Iwonka jednak dotarła, ale za to Martyna się dziś zgubiła w Hanoi, ale spoko, spoko udało nam się ją znaleźć. Pierwsza ekipa zatem w komplecie. Przedstawiamy od lewej: Iwonka, Leszek, Martyna, Ewa, Grześ i Iza.
Wstaliśmy wcześnie. Ewa i Iza w nagrodę że zaspały miały dziś tylko 3 minutowe śniadanie! 15 minutowy marsz przed 8 rano wzmógł apetyt ... na nowe wyzwania fotograficzne. Dziś mieliśmy do dyspozycji 3 modelki, 2 miejscowych fotografów do pomocy, oraz 3 panie, które nam asystowały. Powstała naprawdę profi ekipa i świetne możliwości nauki fotografii portretowej. Wzbudziliśmy wielkie zainteresowanie wśród lokalsów. Nie dość, że nasza ekipa liczyła 14 osób to przypadkowi przechodnie podłączali się do naszych urodziwych modelek.

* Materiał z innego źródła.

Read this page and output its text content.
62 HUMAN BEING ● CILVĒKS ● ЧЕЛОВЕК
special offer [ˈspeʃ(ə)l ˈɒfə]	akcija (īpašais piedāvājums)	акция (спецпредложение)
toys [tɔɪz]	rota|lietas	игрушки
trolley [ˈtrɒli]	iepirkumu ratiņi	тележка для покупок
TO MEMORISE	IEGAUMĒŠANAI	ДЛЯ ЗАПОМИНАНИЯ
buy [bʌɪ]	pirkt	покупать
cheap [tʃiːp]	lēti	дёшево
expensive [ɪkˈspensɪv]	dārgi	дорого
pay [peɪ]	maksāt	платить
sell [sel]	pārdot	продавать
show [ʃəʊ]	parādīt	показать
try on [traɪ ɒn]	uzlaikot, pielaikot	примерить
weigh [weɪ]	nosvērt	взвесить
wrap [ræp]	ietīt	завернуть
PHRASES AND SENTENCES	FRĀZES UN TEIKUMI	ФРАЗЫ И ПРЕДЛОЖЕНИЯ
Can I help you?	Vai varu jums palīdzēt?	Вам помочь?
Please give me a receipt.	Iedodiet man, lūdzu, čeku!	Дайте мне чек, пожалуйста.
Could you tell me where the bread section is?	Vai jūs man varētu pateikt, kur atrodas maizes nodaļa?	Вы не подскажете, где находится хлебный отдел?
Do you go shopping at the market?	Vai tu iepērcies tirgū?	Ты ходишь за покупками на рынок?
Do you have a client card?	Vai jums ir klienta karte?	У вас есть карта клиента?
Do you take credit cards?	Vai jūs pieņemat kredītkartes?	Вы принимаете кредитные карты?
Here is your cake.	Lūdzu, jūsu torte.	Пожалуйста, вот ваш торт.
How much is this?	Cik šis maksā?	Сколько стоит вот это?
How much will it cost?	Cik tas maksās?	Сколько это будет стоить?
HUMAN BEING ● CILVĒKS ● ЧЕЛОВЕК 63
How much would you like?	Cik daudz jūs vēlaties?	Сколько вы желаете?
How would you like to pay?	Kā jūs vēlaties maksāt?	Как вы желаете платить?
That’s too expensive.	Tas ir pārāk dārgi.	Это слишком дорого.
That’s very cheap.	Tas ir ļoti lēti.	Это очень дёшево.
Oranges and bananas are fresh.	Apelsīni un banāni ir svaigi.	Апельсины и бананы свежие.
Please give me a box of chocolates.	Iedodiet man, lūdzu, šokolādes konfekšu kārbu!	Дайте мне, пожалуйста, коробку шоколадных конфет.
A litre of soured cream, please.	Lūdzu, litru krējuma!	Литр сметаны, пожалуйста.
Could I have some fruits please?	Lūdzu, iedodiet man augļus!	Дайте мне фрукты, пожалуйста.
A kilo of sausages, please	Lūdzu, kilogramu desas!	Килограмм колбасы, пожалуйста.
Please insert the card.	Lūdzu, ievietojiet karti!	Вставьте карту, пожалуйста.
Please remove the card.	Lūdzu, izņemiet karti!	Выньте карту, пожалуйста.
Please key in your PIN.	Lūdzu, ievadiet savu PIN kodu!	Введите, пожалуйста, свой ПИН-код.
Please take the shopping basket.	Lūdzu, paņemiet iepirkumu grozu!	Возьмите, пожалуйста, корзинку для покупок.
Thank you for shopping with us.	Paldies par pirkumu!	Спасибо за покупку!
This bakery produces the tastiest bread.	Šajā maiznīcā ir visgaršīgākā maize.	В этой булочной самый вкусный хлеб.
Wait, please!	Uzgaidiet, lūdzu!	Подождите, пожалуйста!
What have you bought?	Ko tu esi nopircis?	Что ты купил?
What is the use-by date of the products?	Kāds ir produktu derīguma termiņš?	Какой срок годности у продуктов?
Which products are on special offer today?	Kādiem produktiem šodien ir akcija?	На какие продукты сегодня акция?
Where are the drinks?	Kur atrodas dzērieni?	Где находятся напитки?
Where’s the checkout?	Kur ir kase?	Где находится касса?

A więc "braliśmy " dziewczyny nad jeziorem, w bramie, na drzewie, na moście i paru innych miejscach , w końcu wykończeni zaprosiliśmy naszych gości na lokalny posiłek. Potrawy były na tyle egzotyczne, ze bacznie przyglądaliśmy się serwowanym daniom, popijając piwem, by na koniec otrzymać rachunek liczący bagatela tylko 1,400,000 - a co, jak wakacje to można szaleć!
fot.Martyna Grzanka
fot. Leszek Jaśkiewicz
fot. Iwona Zając
fot. Ewa Filipkowska
W końcu chwila na krótki odpoczynek, sjesta w hotelu i kolejny wypad do
miasta. Pracowity dzień kończyliśmy spacerkiem po okolicznych uliczkach,
świetna kawka i.... wpadka! Leszek musiał pożegnać się ze swoimi dwoma
telefonami ( nie całkiem dobrowolnie) i nastrój nieco się zmienił.
Niestety wszędzie są złodzieje.
Dzień kończymy wspólnym omawianiem zdjęć.